The building of this vast force was a haphazard process. Lincoln did not call Congress into special session until the war was 11 weeks old, thereby delaying essential military legislation by precisely that period of time. . . . the President called on the states to supply 75,000 militia immediately after Fort Sumter surrendered, and on May 3, without legal sanction, he authorized the enlistment of 82,000 additional soldiers and seamen, promising to seek Congressional approval later. In his July 4 message to the special session, Lincoln asked for 400,000 more volunteers. All this occurred before any battle had been fought; Lincoln obviously could not have expected a quick, easy victory.

There were three types of army service: volunteer, regular, and state militia. Militia supplied most of the men for the Revolution and the War of 1812, volunteers for the Mexican and Civil Wars, although after 1862 for many the alternative to volunteering was the draft. Raising volunteer troops was very much of a state affair. The Federal government gave each state a quota of men to furnish and relied on state officials to enlist and organize the troops. According to the act of July 22, 1861, the governors chose regimental officers up to and including colonel. Instantly military commissions became a fruitful source of patronage. Instead of sending recruits to fill out the depleted ranks of veteran regiments, new regiments were created so as to multiply the number of offices. The President nominated candidates for the rank of general, and he came under heavy pressure from governors and congressmen who pleaded the cause of political associates from their respective states. One entry in the diary of Illinois' Senator Browning offers a glimpse of the way things were done. "At night went to Trumbulls rooms to meet the Illinois delegation and agree upon the Brig: Genl for our state. Pope and Hurlbut being already appointed we thought we would be entitled to seven more." Officers' promotions as well as their appointments often depended more on political claims than military ability.

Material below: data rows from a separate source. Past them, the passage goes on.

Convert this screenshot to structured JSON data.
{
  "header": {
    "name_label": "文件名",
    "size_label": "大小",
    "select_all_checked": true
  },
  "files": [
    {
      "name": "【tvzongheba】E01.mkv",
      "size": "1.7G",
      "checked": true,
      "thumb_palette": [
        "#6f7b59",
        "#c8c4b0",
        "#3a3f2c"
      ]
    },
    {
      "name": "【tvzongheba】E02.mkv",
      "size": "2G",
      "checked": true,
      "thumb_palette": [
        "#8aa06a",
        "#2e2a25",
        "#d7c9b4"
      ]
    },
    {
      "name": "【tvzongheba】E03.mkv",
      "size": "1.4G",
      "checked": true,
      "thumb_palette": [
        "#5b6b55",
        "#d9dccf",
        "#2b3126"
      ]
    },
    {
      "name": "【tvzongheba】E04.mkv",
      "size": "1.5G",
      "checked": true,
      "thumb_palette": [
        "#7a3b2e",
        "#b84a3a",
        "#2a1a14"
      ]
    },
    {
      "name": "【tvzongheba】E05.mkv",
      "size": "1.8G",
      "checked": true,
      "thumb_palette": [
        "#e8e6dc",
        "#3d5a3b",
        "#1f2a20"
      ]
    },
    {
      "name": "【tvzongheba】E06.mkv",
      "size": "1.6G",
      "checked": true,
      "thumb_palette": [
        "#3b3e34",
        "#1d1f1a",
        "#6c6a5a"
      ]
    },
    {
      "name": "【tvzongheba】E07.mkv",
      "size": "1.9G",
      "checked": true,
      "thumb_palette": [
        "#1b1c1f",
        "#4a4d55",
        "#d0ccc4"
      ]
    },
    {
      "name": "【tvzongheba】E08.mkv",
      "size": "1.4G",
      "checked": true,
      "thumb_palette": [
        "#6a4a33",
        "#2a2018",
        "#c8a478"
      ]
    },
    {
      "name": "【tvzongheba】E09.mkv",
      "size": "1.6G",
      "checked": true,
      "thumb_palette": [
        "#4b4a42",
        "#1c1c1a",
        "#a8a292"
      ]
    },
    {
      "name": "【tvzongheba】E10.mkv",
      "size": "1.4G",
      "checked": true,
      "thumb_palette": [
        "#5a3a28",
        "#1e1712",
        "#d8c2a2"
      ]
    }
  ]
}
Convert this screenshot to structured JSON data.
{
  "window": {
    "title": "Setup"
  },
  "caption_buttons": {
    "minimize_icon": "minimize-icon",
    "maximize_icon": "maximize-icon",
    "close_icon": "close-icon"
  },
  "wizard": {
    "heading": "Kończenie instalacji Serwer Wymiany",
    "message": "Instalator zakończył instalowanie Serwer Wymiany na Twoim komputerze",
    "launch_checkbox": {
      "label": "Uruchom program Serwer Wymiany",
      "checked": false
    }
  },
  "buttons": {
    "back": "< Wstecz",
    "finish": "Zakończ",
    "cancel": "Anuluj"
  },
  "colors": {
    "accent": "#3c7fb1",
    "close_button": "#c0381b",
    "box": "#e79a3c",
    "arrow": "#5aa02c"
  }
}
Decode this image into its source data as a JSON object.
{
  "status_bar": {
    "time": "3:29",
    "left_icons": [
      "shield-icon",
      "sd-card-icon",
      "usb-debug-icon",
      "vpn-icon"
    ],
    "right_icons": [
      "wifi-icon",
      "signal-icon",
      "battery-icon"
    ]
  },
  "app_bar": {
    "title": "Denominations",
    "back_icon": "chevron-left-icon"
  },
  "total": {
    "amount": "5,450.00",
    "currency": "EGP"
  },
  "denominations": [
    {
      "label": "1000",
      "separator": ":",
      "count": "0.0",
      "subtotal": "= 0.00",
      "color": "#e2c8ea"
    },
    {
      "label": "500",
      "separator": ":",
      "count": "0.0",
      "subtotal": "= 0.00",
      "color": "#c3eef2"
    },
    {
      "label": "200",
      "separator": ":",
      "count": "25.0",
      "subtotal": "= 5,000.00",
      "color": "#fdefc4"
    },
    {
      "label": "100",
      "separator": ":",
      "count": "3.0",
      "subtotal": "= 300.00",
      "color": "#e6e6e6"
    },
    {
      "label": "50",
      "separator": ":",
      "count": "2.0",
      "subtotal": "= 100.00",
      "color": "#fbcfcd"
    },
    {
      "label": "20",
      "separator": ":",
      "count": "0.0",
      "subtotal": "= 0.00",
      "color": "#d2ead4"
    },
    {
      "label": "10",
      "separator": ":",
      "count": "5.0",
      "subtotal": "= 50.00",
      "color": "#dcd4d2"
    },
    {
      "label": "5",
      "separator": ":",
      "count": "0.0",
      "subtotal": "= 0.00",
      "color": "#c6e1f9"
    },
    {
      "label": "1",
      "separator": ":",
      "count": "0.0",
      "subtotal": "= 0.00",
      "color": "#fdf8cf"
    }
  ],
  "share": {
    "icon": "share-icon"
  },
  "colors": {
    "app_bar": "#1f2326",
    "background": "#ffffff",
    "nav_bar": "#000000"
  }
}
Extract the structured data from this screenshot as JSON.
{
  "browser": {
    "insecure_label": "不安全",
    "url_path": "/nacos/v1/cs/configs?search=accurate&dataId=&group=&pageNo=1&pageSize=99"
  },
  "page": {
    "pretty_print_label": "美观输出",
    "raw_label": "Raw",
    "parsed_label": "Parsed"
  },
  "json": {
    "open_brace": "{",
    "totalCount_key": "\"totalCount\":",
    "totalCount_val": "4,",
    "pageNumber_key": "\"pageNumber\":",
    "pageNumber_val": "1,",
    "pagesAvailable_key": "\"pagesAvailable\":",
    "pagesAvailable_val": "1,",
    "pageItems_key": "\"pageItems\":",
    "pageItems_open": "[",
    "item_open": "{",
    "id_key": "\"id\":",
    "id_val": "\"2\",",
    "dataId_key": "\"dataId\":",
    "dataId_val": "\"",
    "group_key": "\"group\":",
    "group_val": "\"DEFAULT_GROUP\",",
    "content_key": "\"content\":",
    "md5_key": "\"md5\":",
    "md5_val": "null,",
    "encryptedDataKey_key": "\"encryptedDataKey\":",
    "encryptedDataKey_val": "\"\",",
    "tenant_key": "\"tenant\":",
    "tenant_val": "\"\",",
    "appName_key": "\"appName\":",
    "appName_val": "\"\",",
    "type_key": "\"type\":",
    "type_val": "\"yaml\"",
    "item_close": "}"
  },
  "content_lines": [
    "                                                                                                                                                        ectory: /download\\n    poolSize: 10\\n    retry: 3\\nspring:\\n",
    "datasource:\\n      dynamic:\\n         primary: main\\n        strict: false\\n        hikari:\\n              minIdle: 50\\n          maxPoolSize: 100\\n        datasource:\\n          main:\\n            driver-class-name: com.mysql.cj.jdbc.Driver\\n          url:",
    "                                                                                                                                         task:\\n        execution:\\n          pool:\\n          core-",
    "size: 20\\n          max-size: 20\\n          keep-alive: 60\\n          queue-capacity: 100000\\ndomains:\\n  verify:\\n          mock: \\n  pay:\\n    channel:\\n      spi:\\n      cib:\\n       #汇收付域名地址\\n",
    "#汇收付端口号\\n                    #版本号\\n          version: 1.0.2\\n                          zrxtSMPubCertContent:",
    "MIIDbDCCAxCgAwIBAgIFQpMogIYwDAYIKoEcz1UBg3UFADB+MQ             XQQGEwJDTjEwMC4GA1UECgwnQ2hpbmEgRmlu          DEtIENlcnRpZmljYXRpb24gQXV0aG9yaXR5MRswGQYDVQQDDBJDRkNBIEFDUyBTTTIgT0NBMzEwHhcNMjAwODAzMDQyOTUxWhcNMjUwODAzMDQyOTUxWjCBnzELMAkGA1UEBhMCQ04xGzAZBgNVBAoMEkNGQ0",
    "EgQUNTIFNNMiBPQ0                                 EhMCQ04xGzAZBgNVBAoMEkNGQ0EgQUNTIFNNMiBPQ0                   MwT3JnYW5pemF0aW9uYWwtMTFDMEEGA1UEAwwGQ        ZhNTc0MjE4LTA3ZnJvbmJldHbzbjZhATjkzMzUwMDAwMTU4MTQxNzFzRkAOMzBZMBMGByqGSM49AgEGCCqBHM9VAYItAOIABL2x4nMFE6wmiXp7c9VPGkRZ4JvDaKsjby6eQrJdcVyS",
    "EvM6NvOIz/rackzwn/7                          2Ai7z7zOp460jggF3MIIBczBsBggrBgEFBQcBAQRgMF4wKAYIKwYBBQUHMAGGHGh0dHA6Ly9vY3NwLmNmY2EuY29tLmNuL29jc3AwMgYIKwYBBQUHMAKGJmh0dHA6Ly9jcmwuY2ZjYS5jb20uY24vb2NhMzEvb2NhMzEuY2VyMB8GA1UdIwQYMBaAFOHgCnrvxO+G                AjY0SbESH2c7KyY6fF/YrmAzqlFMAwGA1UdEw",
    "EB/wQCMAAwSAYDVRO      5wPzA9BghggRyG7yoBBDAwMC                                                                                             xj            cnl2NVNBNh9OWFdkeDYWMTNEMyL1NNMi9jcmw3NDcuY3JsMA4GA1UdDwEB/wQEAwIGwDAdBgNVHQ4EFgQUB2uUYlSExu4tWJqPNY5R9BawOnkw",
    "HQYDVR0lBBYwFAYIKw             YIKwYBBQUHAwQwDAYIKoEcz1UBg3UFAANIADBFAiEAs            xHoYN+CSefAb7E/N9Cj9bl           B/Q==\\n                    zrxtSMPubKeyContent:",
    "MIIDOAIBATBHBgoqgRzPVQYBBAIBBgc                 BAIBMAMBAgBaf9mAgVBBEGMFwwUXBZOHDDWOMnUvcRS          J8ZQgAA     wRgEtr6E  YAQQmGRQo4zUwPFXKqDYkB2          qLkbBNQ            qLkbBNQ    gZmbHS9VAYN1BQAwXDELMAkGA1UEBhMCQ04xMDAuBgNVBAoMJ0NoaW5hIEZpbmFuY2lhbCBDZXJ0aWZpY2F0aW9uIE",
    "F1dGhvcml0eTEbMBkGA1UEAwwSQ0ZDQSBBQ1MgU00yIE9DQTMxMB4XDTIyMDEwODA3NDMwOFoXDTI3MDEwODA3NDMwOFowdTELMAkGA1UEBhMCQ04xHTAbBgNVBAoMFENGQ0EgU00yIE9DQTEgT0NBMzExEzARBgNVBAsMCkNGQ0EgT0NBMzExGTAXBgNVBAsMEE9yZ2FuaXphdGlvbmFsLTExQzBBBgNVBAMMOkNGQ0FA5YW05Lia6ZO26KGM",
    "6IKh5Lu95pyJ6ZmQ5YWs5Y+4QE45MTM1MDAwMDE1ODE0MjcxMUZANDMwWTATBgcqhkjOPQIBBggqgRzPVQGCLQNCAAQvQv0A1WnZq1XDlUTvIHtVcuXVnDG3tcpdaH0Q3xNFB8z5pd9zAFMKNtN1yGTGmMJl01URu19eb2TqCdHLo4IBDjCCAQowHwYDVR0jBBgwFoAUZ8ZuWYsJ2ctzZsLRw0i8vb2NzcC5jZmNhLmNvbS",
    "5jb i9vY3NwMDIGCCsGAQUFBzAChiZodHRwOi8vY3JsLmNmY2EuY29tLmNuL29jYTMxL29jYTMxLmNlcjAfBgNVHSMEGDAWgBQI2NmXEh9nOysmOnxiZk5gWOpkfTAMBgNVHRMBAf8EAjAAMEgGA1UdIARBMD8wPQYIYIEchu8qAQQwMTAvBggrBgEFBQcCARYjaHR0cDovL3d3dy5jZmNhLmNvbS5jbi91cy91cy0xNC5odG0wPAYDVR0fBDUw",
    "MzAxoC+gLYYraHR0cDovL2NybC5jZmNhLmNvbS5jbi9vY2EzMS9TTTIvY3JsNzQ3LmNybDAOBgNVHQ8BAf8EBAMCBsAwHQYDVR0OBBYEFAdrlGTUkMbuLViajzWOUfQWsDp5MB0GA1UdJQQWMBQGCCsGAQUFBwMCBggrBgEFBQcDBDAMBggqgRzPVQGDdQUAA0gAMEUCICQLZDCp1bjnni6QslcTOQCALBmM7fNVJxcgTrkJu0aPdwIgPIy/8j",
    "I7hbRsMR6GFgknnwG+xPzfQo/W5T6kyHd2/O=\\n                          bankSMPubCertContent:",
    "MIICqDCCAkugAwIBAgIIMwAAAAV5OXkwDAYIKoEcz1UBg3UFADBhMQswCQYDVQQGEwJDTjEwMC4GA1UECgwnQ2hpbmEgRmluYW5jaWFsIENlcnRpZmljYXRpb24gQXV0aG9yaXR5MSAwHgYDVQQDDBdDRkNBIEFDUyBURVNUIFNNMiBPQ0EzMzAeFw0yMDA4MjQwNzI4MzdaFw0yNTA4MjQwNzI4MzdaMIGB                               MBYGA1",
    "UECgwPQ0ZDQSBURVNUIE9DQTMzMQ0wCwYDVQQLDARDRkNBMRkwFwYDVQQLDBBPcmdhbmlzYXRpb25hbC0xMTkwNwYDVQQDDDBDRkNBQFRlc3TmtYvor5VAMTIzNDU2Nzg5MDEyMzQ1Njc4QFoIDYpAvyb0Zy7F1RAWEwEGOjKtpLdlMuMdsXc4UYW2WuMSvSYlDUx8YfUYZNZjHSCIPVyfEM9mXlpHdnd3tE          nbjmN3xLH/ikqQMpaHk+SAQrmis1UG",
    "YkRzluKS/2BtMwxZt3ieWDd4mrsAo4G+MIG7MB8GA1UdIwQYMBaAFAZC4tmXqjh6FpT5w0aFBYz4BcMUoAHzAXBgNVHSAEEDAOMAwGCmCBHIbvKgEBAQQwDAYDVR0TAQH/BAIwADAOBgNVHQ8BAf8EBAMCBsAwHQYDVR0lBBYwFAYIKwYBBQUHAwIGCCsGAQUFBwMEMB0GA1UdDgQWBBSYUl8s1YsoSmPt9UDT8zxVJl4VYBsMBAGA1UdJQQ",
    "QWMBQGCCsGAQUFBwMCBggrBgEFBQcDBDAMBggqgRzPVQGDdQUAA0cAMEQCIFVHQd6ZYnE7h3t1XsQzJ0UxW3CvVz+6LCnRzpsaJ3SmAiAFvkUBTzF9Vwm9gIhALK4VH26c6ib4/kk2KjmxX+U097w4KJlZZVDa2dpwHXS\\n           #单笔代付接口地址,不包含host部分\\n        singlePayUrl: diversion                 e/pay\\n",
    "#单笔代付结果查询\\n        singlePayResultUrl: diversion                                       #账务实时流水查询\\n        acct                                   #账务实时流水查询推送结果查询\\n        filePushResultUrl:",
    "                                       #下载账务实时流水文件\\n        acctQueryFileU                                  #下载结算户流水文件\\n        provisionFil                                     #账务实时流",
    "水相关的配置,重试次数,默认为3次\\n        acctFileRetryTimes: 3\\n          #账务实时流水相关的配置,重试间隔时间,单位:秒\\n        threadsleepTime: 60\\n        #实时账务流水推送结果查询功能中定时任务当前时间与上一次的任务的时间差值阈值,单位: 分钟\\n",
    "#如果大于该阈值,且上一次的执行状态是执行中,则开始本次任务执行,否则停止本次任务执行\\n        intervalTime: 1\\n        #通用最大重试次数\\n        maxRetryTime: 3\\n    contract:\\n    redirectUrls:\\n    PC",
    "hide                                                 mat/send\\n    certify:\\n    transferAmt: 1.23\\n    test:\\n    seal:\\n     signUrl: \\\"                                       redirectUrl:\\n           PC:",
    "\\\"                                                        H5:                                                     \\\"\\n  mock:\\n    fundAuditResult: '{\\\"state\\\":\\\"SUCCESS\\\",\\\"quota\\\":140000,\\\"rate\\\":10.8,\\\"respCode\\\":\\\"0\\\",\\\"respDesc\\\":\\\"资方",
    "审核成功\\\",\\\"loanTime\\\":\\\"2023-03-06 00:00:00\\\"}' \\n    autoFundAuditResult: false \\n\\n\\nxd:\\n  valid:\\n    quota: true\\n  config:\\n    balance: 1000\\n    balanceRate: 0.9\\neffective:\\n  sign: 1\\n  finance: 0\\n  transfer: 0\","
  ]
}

Lincoln had political reasons of his own for selecting general officers, and the results were sometimes astonishing. For instance, between the relief of George B. McClellan in November 1862 and the appointment of Ulysses S. Grant as lieutenant general in March 1864, the ranking field generals in the Union army were Nathaniel P. Banks and Benjamin F. Butler. Both were Massachusetts politicians, devoid of military training, whose martial accomplishments had ranged from disasters to fiascos. In 1863, about a year after he had come to Washington to be general in chief, Henry Halleck wrote Grant, "I sincerely wish I was with you again in the West. I am utterly sick of this political Hell." And a year later he told William T. Sherman, " . . . It seems a little better than murder to give important commands to men such as Banks, Butler, McClernand, Sigel, and Lew. Wallace, and yet it seems impossible to prevent it." The common soldier paid with blood for the bungling of these misfits. It is usually said that such was the price Lincoln had to pay to attract support for the Union cause, an explanation that, if true, sheds much light on the nature of Northern politics. If false, it raises interesting questions about the President's judgment or priorities.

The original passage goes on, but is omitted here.